Our health economies suffer from “organisational Alzheimer’s”, where an obsession with activity drives up costs and dehumanises the whole system of care.

 

Hamish DibleyManagement consultant Hamish Dibley delivered this sobering picture of modern healthcare during his presentation at the European Healthcare Design Congress last week, urging the sector to adopt a fresh perspective aimed at really understanding patient issues and designing a system in which problem-solving can flourish. 

 

The health system needs to cure itself from what Dibley calls activity obsession disorder, and mistaking activity for a quality improvement indicator.

 

“As a consequence of activity obsession disorder, we do a number of things,” he said. “The worse thing you should do is focus initially on patient flow, in any healthcare economy, because it never works. I call it rolling the dice; it’s reductionism.

 

“What we’ve got to do instead is bring back healthcare to the reason why we have it. I call it humanising healthcare, and that’s understanding person or patient demand as the first port of call.”

 

Dibley also challenged current thinking that healthcare needs to shift to understanding and managing population health.

 

“Rising demand is a myth; it’s not happening,” he insisted. “What’s rising is activity on stable numbers of people. Two-thirds of the population never use the acute hospital in any shape or form. Every patient is a person but not every person is a patient. You are not commissioning for populations. You’re commissioning for people that use your service.”

 

Dibley put forward the case for focusing on what he calls “the vital few”, adding: “What you find is that really, really small numbers are causing disproportionate amounts of activity and cost, year on year.”

 

Suggesting that, in reality, there is a weak association between medical acuity and consumption, he identified the key issue as lots of people with social, psychological, environmental and mental problems passing through A&E repeatedly – up to 80 times a year – and “boomeranging”. Moreover, said Dibley, it’s not simply a frail and elderly problem, as around two-thirds of these people are under the age of 65.

 

“Much of this is about problem-solving and empathising, and actually building services around patients,” he explained. “What we do is standardise pathways around mythical patients. But then we’ve got a problem when non-standard patient meets standard pathway, and a mismatch ensues. That’s where most of the activity and cost are generated.”

 

The way “the vital few” are managed within the health system is also a prime cause of the performance problems in healthcare, added Dibley. As well as being behind a large proportion of breaches, with regard to targets such as waiting times, etc, this group is also disproportionately likely to get admitted.

 

Said Dibley: “When they get admitted, it’s in short-stay units: assessment units, observation units behind A&E because of the pressure of four-hour targets. That’s actually been listed in official guidance as good practice, but it’s not.

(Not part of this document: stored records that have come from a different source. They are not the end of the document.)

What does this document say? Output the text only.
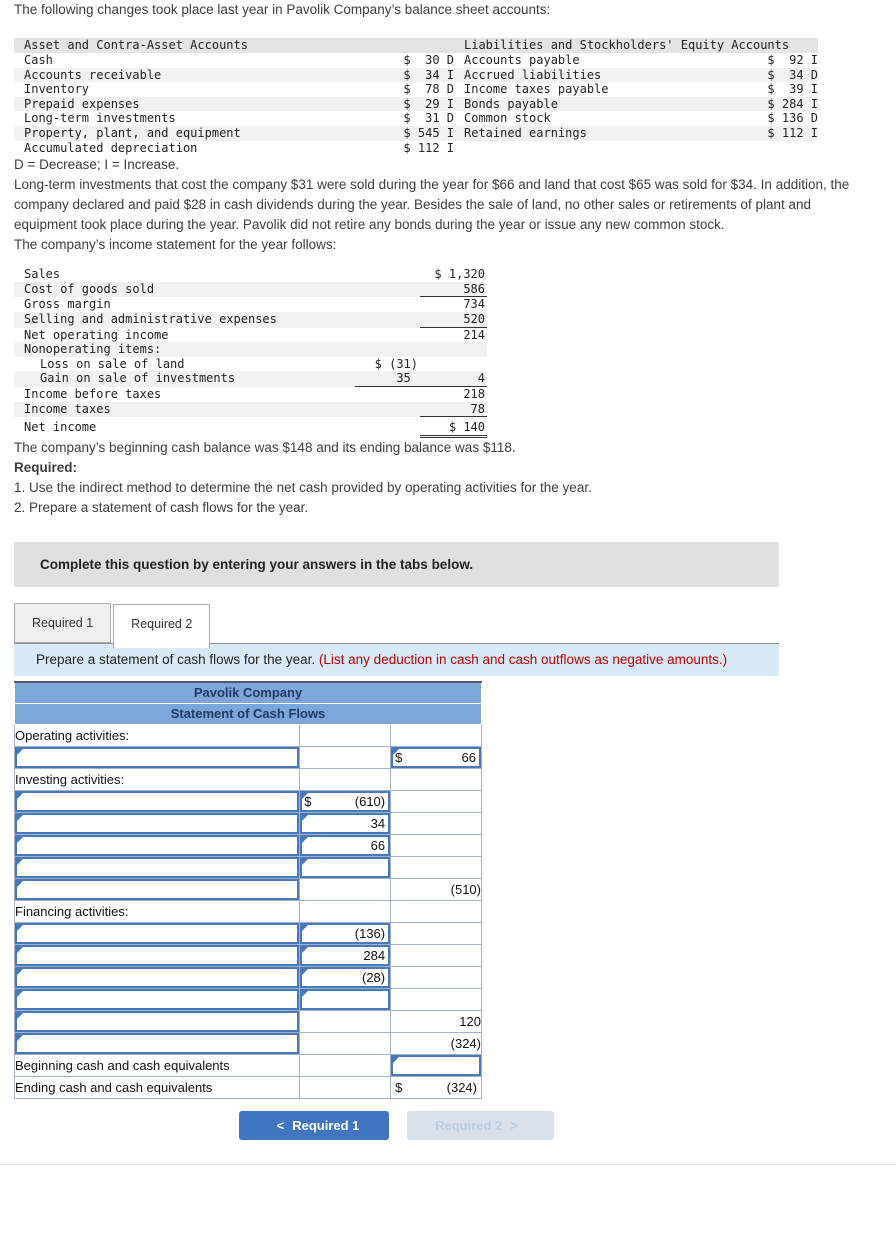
The following changes took place last year in Pavolik Company’s balance sheet accounts:

Asset and Contra-Asset Accounts	Liabilities and Stockholders' Equity Accounts
Cash	$  30 D Accounts payable	$  92 I
Accounts receivable	$  34 I Accrued liabilities	$  34 D
Inventory	$  78 D Income taxes payable	$  39 I
Prepaid expenses	$  29 I Bonds payable	$ 284 I
Long-term investments	$  31 D Common stock	$ 136 D
Property, plant, and equipment	$ 545 I Retained earnings	$ 112 I
Accumulated depreciation	$ 112 I

D = Decrease; I = Increase.

Long-term investments that cost the company $31 were sold during the year for $66 and land that cost $65 was sold for $34. In addition, the company declared and paid $28 in cash dividends during the year. Besides the sale of land, no other sales or retirements of plant and equipment took place during the year. Pavolik did not retire any bonds during the year or issue any new common stock.

The company’s income statement for the year follows:

Sales	$ 1,320
Cost of goods sold	586
Gross margin	734
Selling and administrative expenses	520
Net operating income	214
Nonoperating items:
Loss on sale of land	$ (31)
Gain on sale of investments	35	4
Income before taxes	218
Income taxes	78
Net income	$ 140

The company’s beginning cash balance was $148 and its ending balance was $118.

Required:

1. Use the indirect method to determine the net cash provided by operating activities for the year.

2. Prepare a statement of cash flows for the year.

Complete this question by entering your answers in the tabs below.
Required 1	Required 2
Prepare a statement of cash flows for the year. (List any deduction in cash and cash outflows as negative amounts.)
Pavolik Company		
Statement of Cash Flows		
Operating activities:		

		$ 66

Investing activities:		

	$ (610)	

	34	

	66	

		(510)
Financing activities:		

	(136)	

	284	

	(28)	

		120

		(324)
Beginning cash and cash equivalents		

Ending cash and cash equivalents		$ (324)
< Required 1	Required 2 >
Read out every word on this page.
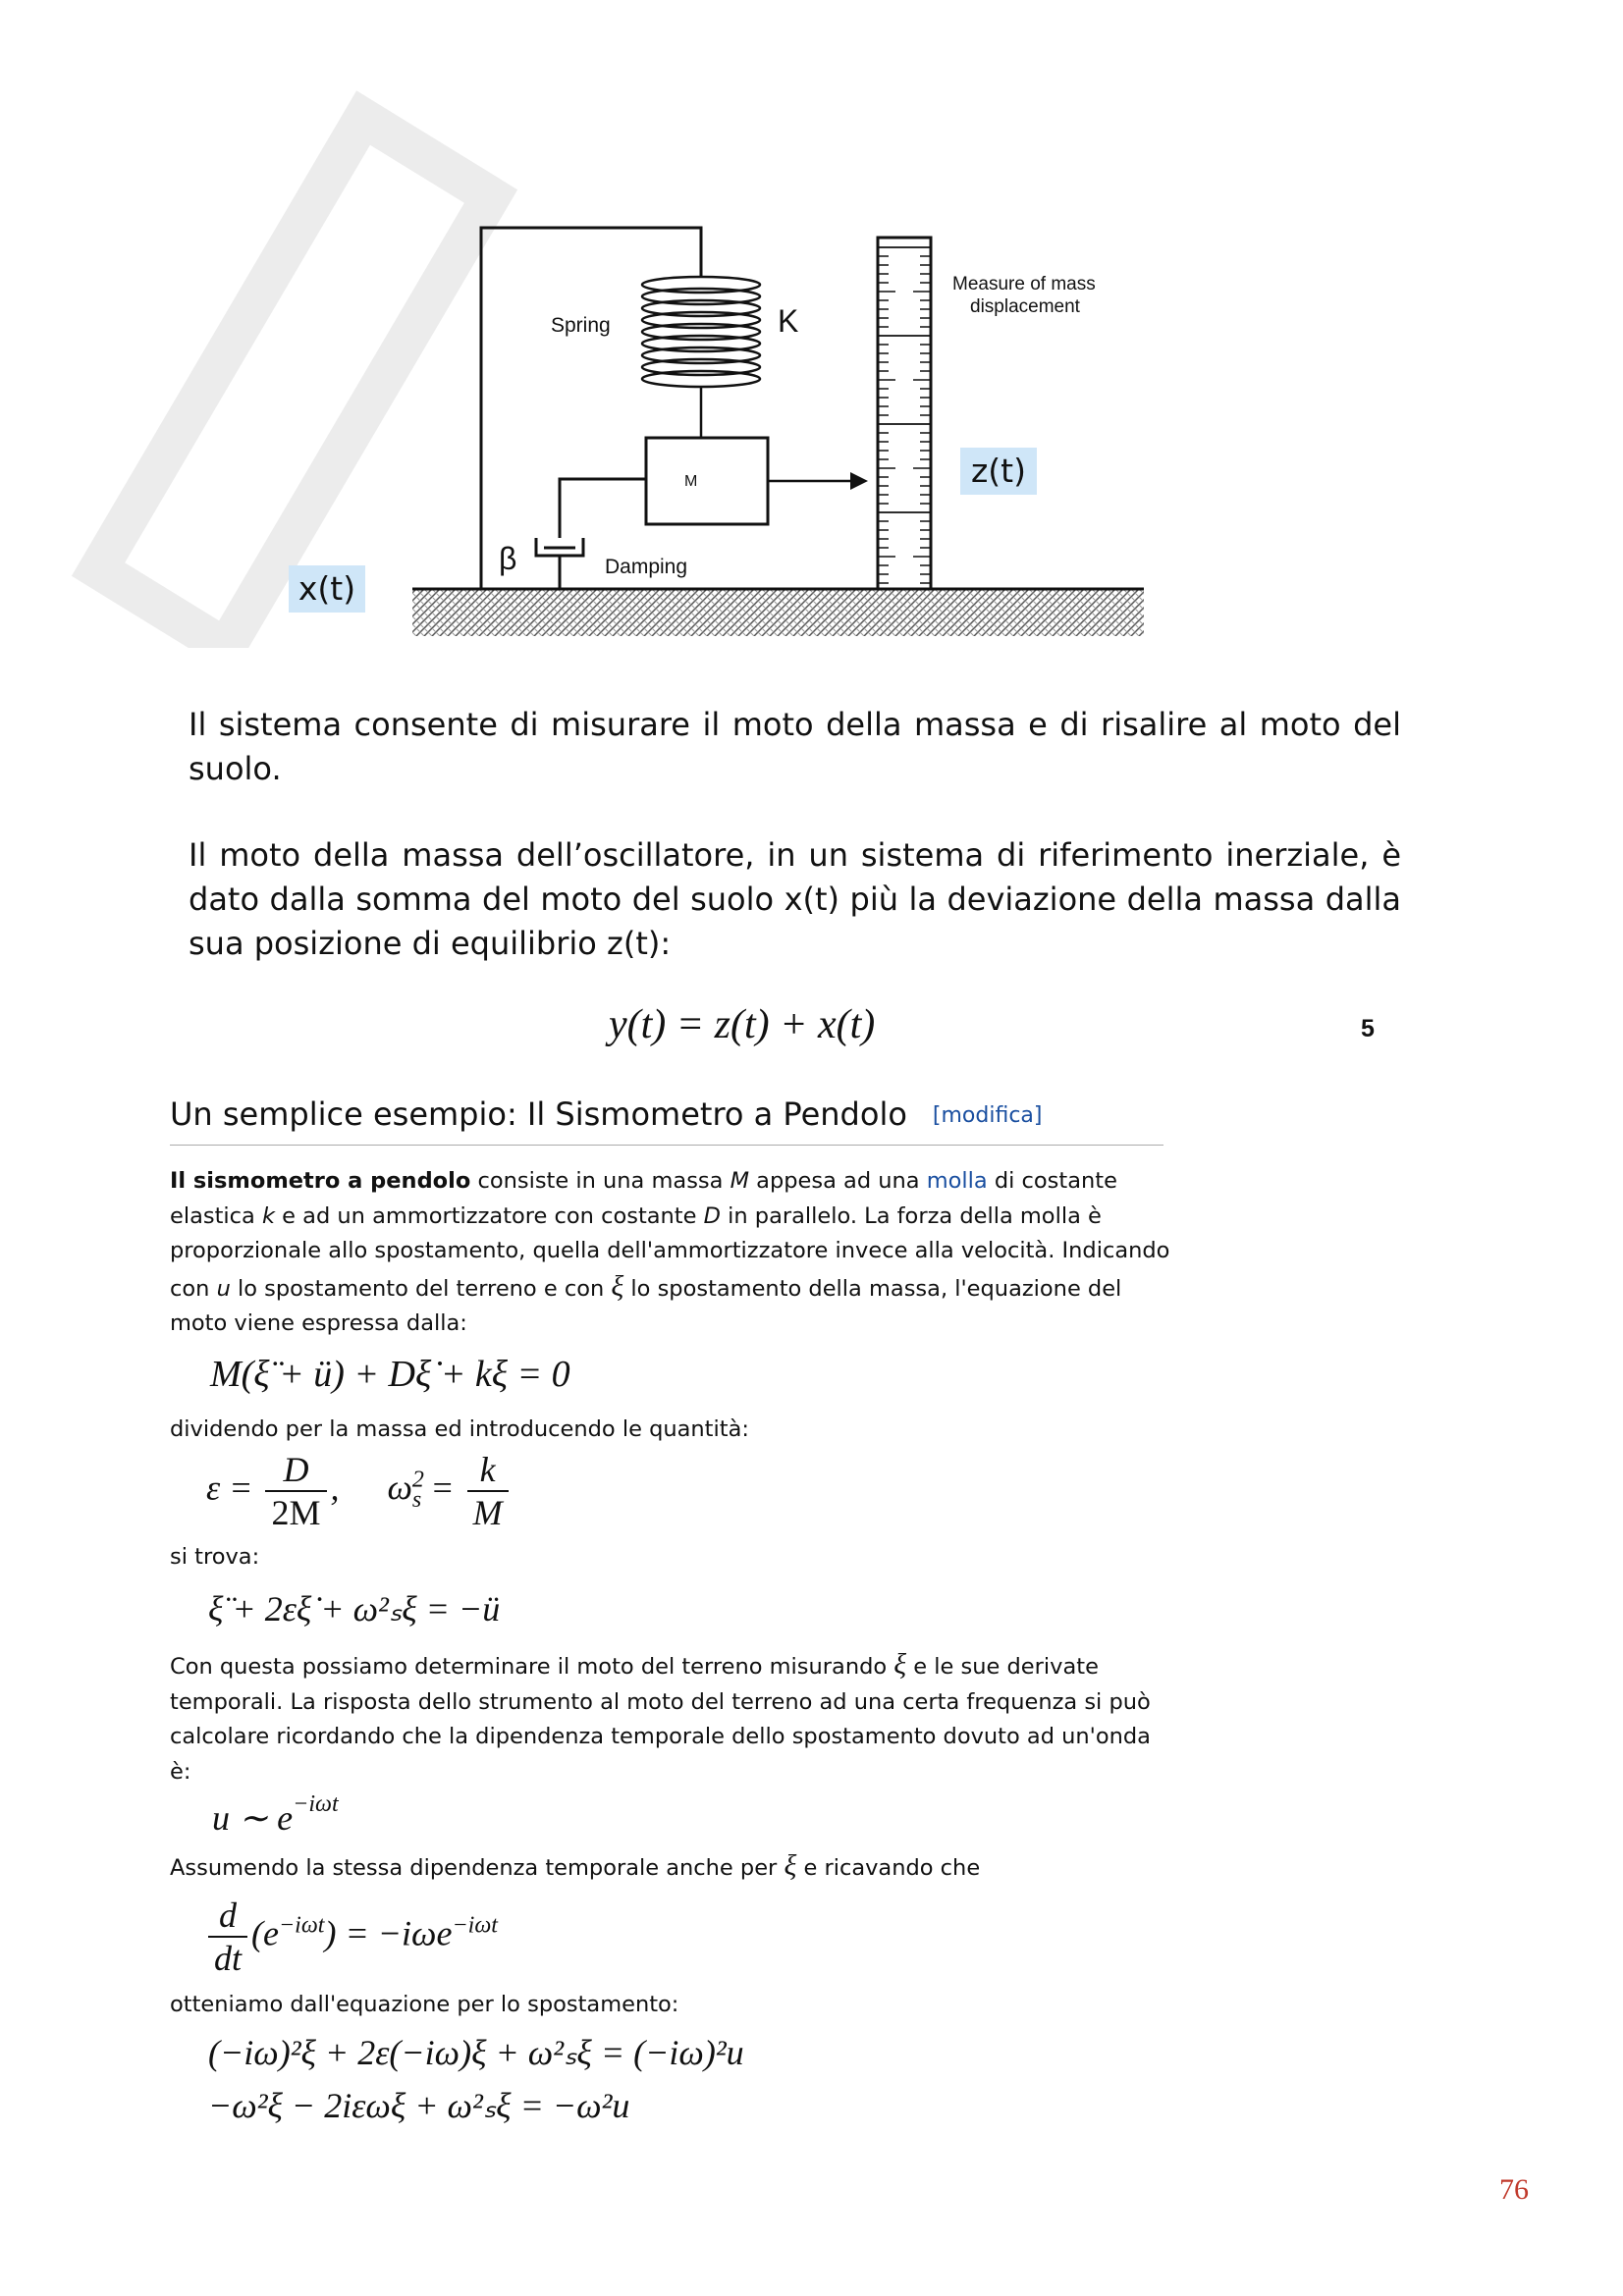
M
Spring	K
Damping
β
Measure of mass
displacement
x(t)
z(t)

Il sistema consente di misurare il moto della massa e di risalire al moto del suolo.

Il moto della massa dell’oscillatore, in un sistema di riferimento inerziale, è dato dalla somma del moto del suolo x(t) più la deviazione della massa dalla sua posizione di equilibrio z(t):

y(t) = z(t) + x(t)	5
Un semplice esempio: Il Sismometro a Pendolo [modifica]

Il sismometro a pendolo consiste in una massa M appesa ad una molla di costante elastica k e ad un ammortizzatore con costante D in parallelo. La forza della molla è proporzionale allo spostamento, quella dell'ammortizzatore invece alla velocità. Indicando con u lo spostamento del terreno e con ξ lo spostamento della massa, l'equazione del moto viene espressa dalla:

M(ξ̈ + ü) + Dξ̇ + kξ = 0

dividendo per la massa ed introducendo le quantità:

$\varepsilon = \frac{D}{2M}$ , $\omega^2_s = \frac{k}{M}$

si trova:

ξ̈ + 2εξ̇ + ω²ₛξ = −ü

Con questa possiamo determinare il moto del terreno misurando ξ e le sue derivate temporali. La risposta dello strumento al moto del terreno ad una certa frequenza si può calcolare ricordando che la dipendenza temporale dello spostamento dovuto ad un'onda è:

u ∼ $e^{-i\omega t}$

Assumendo la stessa dipendenza temporale anche per ξ e ricavando che

$\frac{d}{dt} (e^{-i\omega t}) = -i\omega e^{-i\omega t}$

otteniamo dall'equazione per lo spostamento:

(−iω)²ξ + 2ε(−iω)ξ + ω²ₛξ = (−iω)²u
−ω²ξ − 2iεωξ + ω²ₛξ = −ω²u
76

It’s very bad practice and it’s causing mayhem.”

 

A major problem is that the way the tariff system and payment mechanisms are structured, health providers only make money if patients have planned care activity. If patients use a lot of urgent care, then big losses will be the result, said Dibley. Yet about three-quarters of everyone who first appears in planned care are, at some point, going to tip into urgent care.

 

“Let’s focus on the vital few,” insisted Dibley. “Improving is about prototyping around cohorts of patients, not standard pathways. You have to customise care for small numbers, in order to learn how to improve, and improve how to learn.

 

“Then we have to think about real-time intelligent performance metrics. It’s about end-to-end times, first-time resolutions, and are you coming back round repeatedly?”

 

The solution, said Dibley, is in truly understanding the who, what, where, why and when of person demand.

 

He concluded: “Improvement is about redesigning services and systems around cohorts of patients, not standard pathways. If we really want to achieve the holy grail of healthcare, I’d strongly advise us to change our perspective on what matters.”